Borrin Foundation announces first-ever Te Pae Tawhiti Scholarship awardees

The scholarship is targeted towards helping law graduates to pursue post-grad law studies

Borrin Foundation announces first-ever Te Pae Tawhiti Scholarship awardees
From left to right: Elise McDowell, Jae Kim, and Amelia Cina

The Michael and Suzanne Borrin Foundation has announced the first-ever recipients of the Te Pae Tawhiti Postgraduate Scholarship.

The scholarship is targeted toward supporting law graduates in their pursuit of postgraduate degrees in law, either at a New Zealand university or overseas, in the face of financial barriers and complex life circumstances. The foundation has allocated an annual fund of $120,000 for awarded scholars.

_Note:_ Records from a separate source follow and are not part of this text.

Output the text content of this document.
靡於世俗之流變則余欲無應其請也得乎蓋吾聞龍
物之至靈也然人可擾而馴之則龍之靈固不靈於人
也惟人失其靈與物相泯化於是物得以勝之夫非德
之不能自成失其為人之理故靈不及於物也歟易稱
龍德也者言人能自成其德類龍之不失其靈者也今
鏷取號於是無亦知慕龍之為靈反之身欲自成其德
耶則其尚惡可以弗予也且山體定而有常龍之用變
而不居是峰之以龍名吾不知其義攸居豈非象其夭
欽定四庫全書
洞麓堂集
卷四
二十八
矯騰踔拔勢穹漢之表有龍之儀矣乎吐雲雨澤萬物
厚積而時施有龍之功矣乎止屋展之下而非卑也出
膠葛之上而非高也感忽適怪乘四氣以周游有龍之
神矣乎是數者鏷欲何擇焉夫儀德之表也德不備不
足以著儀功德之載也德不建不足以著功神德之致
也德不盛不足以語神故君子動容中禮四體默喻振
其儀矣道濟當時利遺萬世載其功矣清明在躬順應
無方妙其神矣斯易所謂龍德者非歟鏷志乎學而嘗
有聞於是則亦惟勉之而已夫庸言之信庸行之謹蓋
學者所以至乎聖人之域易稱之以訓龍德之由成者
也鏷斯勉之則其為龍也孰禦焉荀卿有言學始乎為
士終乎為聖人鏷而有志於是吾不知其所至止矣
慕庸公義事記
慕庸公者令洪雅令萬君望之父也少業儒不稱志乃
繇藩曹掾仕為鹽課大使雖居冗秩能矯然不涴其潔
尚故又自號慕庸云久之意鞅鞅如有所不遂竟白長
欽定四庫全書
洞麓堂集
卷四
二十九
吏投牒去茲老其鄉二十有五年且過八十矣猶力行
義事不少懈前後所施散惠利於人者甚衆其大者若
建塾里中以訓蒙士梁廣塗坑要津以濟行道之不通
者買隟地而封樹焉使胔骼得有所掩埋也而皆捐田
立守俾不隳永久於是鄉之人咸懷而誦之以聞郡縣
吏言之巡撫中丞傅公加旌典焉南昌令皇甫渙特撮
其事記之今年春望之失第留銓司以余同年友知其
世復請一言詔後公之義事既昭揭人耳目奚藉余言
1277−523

The inaugural awardees were as follows:

Amelia Cina received $39,500 to facilitate her pursuit of a Master of Laws degree at the University of Geneva/Geneve Graduate Institute in Switzerland. The Borrin Foundation said that her proposed research looks to determine “how alternative methods of dispute resolution can enable SMEs to protect their trade rights.” 

Cina explained that she sought to examine barriers to access to civil justice as “an issue that I care deeply about and that New Zealand lawyers need to be committed to solving if we want law to be a force for good.” 

Jae Kim received $30,000 to pursue a Master of Laws degree by thesis at the University of Auckland.  His proposed research project is centred on examining the nature of privacy rights and interests and “how the law can protect an individual’s privacy, especially data privacy, in the so-called age of surveillance capitalism and the commodification of personal information.”

Kim indicated that he would be focusing full-time on his postgraduate research and eventually work towards a PhD in Law in his intent to shift from private practice to the academe.

Elise McDowell was awarded $35,000 to support her pursuit of a Master of International Human Rights Law degree at the University of Oxford. She said that through her studies, she aims to reduce “the chasm between the rights disabled people ostensibly have and the on-the-ground enforceable reality of these rights.”

According the Borrin Foundation, her interest lies in Aotearoa’s quasi-constitutional framework and its interplay with international human rights instruments in guiding the development of disability rights, legal frameworks and human rights jurisprudence in New Zealand. In line with this, she “wants to contribute to the development and practical application of rights-consistent and mana-enhancing policies and legislation within this framework.”

Cina, Kim, and McDowell were the recipients for the Te Pae Tawhiti Postgraduate Scholarship’s March round. The foundation also took applications for a second August round this year, but it confirmed that effective 2024, applications would only be accepted once a year in the August round.

The Borrin Foundation was launched in 2018 off late judge Ian Borrin’s $38m bequest. The foundation focuses on providing support for legal research, education, and scholarship, particularly in relation to the criminal justice system, family law and access to civil justice.